We recommend the following contents for your repository (see the Nup84 repository for an example):

• subdirectories containing
• your modeling protocol (generally one or more Python scripts).
• input files (e.g. PDB files, EM density maps, lists of crosslinks), especially if these files aren't in a database somewhere already. If these inputs are derived in some fashion (e.g. you use a PDB file as input that's a comparative model or docking result, or you use an EM map that's been segmented) then this needs to be described somewhere, with links to the original unmodified files (e.g. PDB IDs for templates of any comparative models, alignment files, Modeller scripts).
• outputs (trajectories, clusters, analysis). Where this isn't possible due to size, we can host the larger files, such as trajectories, elsewhere (e.g. as a dataset in Zenodo) and link to them from the repository. Aim to keep the repository below 1GB in size so that it's manageable.
• a top-level README.md file describing the system and explaining how to run the protocol.
• a top-level LICENSE file with the license for the data files and scripts. This doesn't need to be the same license (LGPL/GPL) that IMP uses; in fact, for data files one of the Creative Commons licenses probably makes more sense. We recommend the CC BY-SA license which allows anybody to use and modify the data under the same terms, as long as they cite the original work.
• a test directory containing one or more Python scripts with names starting with test. It should be possible to run these scripts without any "special" setup (e.g. they should not require any input arguments or environment variables, or use hard-coded paths). These scripts should run as much of your modeling protocol as possible, and ideally test the results (e.g. by comparing models against 'known good' clusters). Each script should simply exit with a non-zero exit code (e.g. by raising an exception) if something failed; one easy way to do this nicely is to use Python's unittest module. The tests should run in a "reasonable" amount of time (no more than 48 hours) on a single processor. If this is not enough time to run your entire protocol, run only a representative subset (e.g. the Nup84 modeling test passes a --test option to the modeling script, which has it perform fewer iterations of sampling).

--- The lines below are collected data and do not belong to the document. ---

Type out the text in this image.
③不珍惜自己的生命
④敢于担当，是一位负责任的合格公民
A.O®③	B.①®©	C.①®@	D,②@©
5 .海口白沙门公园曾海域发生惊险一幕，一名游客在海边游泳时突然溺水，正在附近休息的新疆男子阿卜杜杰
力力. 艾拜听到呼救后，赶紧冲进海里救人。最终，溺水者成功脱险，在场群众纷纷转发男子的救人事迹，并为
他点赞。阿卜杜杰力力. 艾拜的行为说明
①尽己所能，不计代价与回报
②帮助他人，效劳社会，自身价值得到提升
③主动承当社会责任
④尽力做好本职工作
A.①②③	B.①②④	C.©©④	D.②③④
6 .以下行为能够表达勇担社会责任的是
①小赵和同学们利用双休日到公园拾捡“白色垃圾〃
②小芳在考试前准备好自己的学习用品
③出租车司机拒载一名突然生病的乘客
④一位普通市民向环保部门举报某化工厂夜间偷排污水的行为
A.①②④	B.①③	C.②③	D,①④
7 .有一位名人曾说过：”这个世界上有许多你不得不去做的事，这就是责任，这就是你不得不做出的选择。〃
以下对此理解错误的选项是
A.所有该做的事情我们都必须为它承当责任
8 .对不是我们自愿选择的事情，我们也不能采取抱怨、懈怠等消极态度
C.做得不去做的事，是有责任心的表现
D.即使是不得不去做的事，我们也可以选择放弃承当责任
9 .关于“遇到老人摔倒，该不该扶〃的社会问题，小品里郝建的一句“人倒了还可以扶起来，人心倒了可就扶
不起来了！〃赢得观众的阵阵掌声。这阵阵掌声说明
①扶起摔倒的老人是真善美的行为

• to add your system to our list it will also need a metadata subdirectory (also contact us to let us know about it). This should contain two files:
• thumb.png: a small image used to represent your system on the page.
• metadata.yaml: a file in YAML format specifying (see also the Nup84 example):
• title: a short descriptive name for your system
• tags: a list of tags to group your system with others that use similar methods or input data
• pmid: the PubMed ID of the accompanying publication
• prereqs: a list of any non-standard packages that are needed (in addition to IMP and Python's standard library) to run the scripts
• runtime: upper limit to the time the tests will take to run
• build: which type of IMP build to run the tests with (release, fast or debug); release is generally recommended
• parallel: if set, the tests will be run in an MPI environment, with the given number of cores available (by default, a serial environment is used)